Bradley Merrill Thompson Quoted in Article, “mHealth Oversight Suggestions Nearing End of the Beginning”Government Health IT July 19, 2013
Bradley Merrill Thompson, a Member of the Firm in the Health Care and Life Sciences practice, in the Washington, DC, office, was quoted in an article titled "mHealth Oversight Suggestions Nearing End of the Beginning."
Following is an excerpt:
The long and winding road to federal regulation or oversight of mHealth still has some ground to cover, but a key Food and Drug Administration Safety Innovation Act sub-workgroup has tentative suggestions that are about three organizational layers removed from the FDA.
After a July 19 meeting, the FDSIA subgroup on regulations is sending a batch of tentative recommendations to the FDSIA Workgroup for consideration on the last Friday of July — before those and other ideas go to the ONC's HIT Policy Committee and then the FDA.
The issues being considered by the regulation subgroup — chaired by Epstein Becker Green attorney Bradley Thompson and Partners HealthCare System's biomedical engineering director Julian Goldman, MD — have been so complex and potentially impactful to the blossoming mHealth industry, that the exact language of recommendations are still being finalized amid subgroup member debate.
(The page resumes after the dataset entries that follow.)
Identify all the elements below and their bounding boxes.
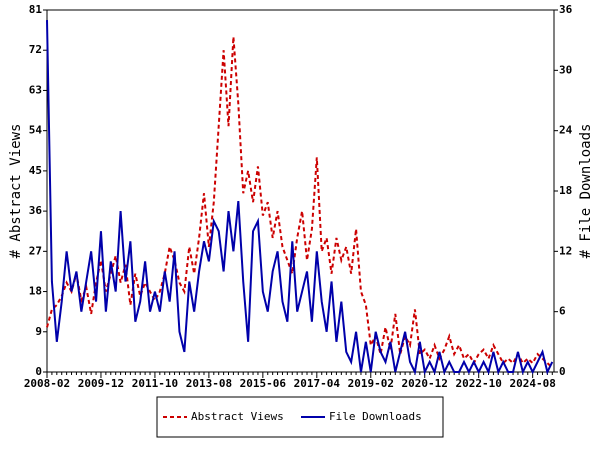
x-tick-label: 2009-12 [78,377,124,390]
y2-tick-label: 30 [559,63,572,76]
y-tick-label: 54 [29,124,43,137]
x-tick-label: 2020-12 [402,377,448,390]
x-tick-label: 2022-10 [456,377,502,390]
y-tick-label: 63 [29,83,42,96]
x-tick-label: 2013-08 [186,377,232,390]
plot-frame [46,9,555,373]
y-axis-title: # Abstract Views [8,124,24,259]
y-tick-label: 9 [35,325,42,338]
y-tick-label: 45 [29,164,42,177]
y-tick-label: 72 [29,43,42,56]
y-tick-label: 18 [29,285,42,298]
y2-tick-label: 6 [559,305,566,318]
y2-tick-label: 18 [559,184,572,197]
y-tick-label: 0 [35,365,42,378]
y-tick-label: 36 [29,204,43,217]
x-tick-label: 2015-06 [240,377,287,390]
series-line [46,20,554,376]
x-tick-label: 2024-08 [509,377,555,390]
y2-tick-label: 24 [559,124,573,137]
y2-tick-label: 0 [559,365,566,378]
legend-label: File Downloads [329,410,422,423]
y-tick-label: 27 [29,244,42,257]
y-tick-label: 81 [29,3,43,16]
x-tick-label: 2019-02 [348,377,394,390]
x-tick-label: 2017-04 [294,377,341,390]
x-tick-label: 2011-10 [132,377,178,390]
legend [156,396,444,438]
x-tick-label: 2008-02 [24,377,70,390]
series-line [46,36,553,369]
y2-axis-title: # File Downloads [578,124,594,259]
y2-tick-label: 12 [559,244,572,257]
legend-label: Abstract Views [191,410,284,423]
y2-tick-label: 36 [559,3,573,16]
Tentatively, though, as Thompson said, HIT and mHealth "should not be subjected to FDA pre-market requirements," except "those areas where it would potentially justify premarket requirements."
Those exceptions, as most of the subgroup agreed to, would be medical device data systems (which the FDA subjects to low-risk Class 1 regulation requiring mostly just registration and adverse event reporting), medical device accessories that could be added to smartphones say for diagnostic uses, and "certain forms of high risk" clinical decision support software or apps.
That suggestion is generally following a recommendation by the FDASIA taxonomy subgroup — to classify all of mHealth and HIT as "unregulated" by the FDA but subject to "enforcement discretion," with those several exceptions.
From a legal perspective, though, some members had qualms about how the "unregulated" and "discretion" portions of the suggestions would be worded.
But, as Thompson said, the charter of the FDASIA Workgroup and its subgroups is "not to design the regulatory system but to define the objectives that the agencies should consider when they design the regulatory system in the fall."
If the legal questions get so murky, it could be the federal courts determining the FDA's regulatory scope of HIT, Thompson said. "But we can determine oversight," he said, per Congress's instructions in the Food and Drug Administration Safety Innovation Act, enacted last July. "The ultimate question is should the FDA actively oversee HIT?"